Starting from scratch may be better than a dairy conversion when going to grass-based dairying

by Allan Nation

STAUNTON, Virginia: James Wenger said that after having been through the long struggle of converting his conventional dairy to a grass-based seasonal one, he's not sure if he would have been better off if he had just sold out and started over with a grass-based farm. Preferably one with no fescue.

"The hardest thing for a conventional dairyman to do is quit growing corn. I think it is probably far easier to just sell out and start over somewhere else with an all-grass farm," he said.

Wenger got his feet wet in grazing by starting to graze his replacement heifers in 1989 but didn't get the confidence to start grazing his production cows until 1995.

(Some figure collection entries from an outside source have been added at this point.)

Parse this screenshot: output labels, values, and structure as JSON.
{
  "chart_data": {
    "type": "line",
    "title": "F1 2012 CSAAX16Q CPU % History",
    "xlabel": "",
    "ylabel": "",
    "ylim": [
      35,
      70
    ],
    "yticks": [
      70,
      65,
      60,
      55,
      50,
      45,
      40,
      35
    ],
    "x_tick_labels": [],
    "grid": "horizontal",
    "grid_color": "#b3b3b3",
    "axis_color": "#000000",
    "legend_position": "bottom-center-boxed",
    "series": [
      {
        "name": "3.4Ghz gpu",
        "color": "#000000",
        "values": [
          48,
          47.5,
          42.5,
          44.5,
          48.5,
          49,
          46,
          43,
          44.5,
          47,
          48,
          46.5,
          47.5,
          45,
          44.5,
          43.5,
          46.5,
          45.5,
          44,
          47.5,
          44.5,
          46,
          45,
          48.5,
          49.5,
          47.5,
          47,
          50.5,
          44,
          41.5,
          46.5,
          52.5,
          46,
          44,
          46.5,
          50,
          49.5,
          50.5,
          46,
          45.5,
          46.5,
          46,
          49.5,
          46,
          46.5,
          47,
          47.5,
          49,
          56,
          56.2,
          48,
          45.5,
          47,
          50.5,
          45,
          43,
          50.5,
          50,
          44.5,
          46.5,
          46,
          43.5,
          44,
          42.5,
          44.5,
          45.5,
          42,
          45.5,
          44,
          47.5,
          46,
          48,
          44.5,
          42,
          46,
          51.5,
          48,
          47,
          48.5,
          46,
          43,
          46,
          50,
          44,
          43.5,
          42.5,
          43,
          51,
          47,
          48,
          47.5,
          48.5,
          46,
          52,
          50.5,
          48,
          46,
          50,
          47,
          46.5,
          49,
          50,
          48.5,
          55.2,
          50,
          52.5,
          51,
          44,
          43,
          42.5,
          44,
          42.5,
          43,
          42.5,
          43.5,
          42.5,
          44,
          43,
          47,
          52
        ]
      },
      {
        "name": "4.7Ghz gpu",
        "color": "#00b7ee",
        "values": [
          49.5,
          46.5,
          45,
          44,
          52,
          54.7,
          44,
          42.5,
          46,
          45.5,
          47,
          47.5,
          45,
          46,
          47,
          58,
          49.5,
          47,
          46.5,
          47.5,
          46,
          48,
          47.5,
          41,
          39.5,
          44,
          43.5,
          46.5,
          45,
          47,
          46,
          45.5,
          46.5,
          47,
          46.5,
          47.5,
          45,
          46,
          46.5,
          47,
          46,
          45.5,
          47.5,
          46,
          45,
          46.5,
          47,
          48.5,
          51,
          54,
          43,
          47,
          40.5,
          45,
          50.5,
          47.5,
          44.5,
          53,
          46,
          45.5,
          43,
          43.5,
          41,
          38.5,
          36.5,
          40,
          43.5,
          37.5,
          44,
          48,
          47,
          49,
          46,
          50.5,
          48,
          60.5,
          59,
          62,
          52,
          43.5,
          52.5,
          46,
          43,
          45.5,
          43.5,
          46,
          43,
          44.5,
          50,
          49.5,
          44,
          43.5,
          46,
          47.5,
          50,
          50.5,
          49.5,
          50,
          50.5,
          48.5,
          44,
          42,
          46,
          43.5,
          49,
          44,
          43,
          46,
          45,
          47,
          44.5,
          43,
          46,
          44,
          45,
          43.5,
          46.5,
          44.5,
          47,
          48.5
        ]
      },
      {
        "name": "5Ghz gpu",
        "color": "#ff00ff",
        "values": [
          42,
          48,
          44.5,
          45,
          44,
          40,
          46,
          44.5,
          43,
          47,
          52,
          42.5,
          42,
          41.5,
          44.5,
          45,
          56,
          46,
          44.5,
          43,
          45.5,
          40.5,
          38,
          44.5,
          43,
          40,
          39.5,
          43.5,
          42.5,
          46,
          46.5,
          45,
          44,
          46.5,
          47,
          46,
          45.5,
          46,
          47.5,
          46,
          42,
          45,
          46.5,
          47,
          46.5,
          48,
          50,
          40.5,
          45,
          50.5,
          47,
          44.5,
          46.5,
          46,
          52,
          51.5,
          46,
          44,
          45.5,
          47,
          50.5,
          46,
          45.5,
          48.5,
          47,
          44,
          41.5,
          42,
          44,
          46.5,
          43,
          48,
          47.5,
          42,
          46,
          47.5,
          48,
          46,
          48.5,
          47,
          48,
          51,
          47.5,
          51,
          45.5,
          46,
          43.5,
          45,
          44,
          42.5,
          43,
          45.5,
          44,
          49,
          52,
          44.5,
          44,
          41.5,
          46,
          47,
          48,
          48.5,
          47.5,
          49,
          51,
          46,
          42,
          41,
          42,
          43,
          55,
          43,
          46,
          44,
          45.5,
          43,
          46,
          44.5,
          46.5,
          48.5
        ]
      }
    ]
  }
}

He said he liked grazing so well that he decided to go seasonal in 1996.

In 1998, he passed over the threshold into being a grass farmer by stopping growing corn. In that year he sold all of his corn equipment and silos.

"They say if you're out to cut costs, cut your biggest cost first. Growing corn was my biggest cost."

He said that dairymen just starting grazing should not build any permanent pasture subdivisions but should use one-wire temporary fences.

"I wound up tearing out all of my original paddocks," he said.

He said the most crucial thing is to get your lanes correct. The lane-ways and water reticulation should be put in before the fence subdivision.

Today, the 75 to 80 acres he uses as his primary grazing ground is subdivided into 16 paddocks, four to six acres in size, with one wire fences. Each paddock has two watering points.

60 COWS ON AN ACRE FOR A DAY

He uses temporary fence to further subdivide these paddocks into half acre paddocks. One acre can feed his 60 cows for a day and he moves them twice a day.

He also has a 40-acre hay field that can be used for grazing during dry weather. He is discontinuing the making of dry hay and using baleage instead.

His preferred pasture is a mixture of alfalfa and orchardgrass. He is slowly renovating all of his paddocks from fescue to this mix.

His renovation schedule is to burn down the fescue in the fall with herbicide and plant it to cereal rye. This provides both late fall and early spring grazing.

In mid-May, these cereal rye acres are planted to sorghum-sudan for summer grazing.

"I've found brown, mid-rib sorghum-sudan to be a good money maker for a dairyman. It helps greatly to balance out your forage growth curve in hot weather.

In August, the sorghum-sudan is sprayed out and the land is planted to the alfalfa/orchard mixture.

He uses 10 pounds of alfalfa and eight pounds of orchard grass seed per acre.

SEASONAL BREEDING

He starts calving on February 25th and dries the cows off on December 20th. From a Holstein base he has been moving toward Jersey and grows out all of his own replacements. He plans to increase his herd size to 90 cows.

He uses all natural service with no A-I and gets a 75 to 80 percent take in 45 to 50 days of breeding. He has been narrowing his breeding window each year to get a better match of milk and grass production.

Due to the high cost of North American dairy replacements, all open cows are given two chances at becoming pregnant before culling. The open cows that fail to breed are grazed on undeveloped rough land in a nearby river bottom until the following year's breeding season when they are given another chance.

He has been using the New Zealand method of batch-rearing calves for several years and has found it to be far superior to individual hutch rearing.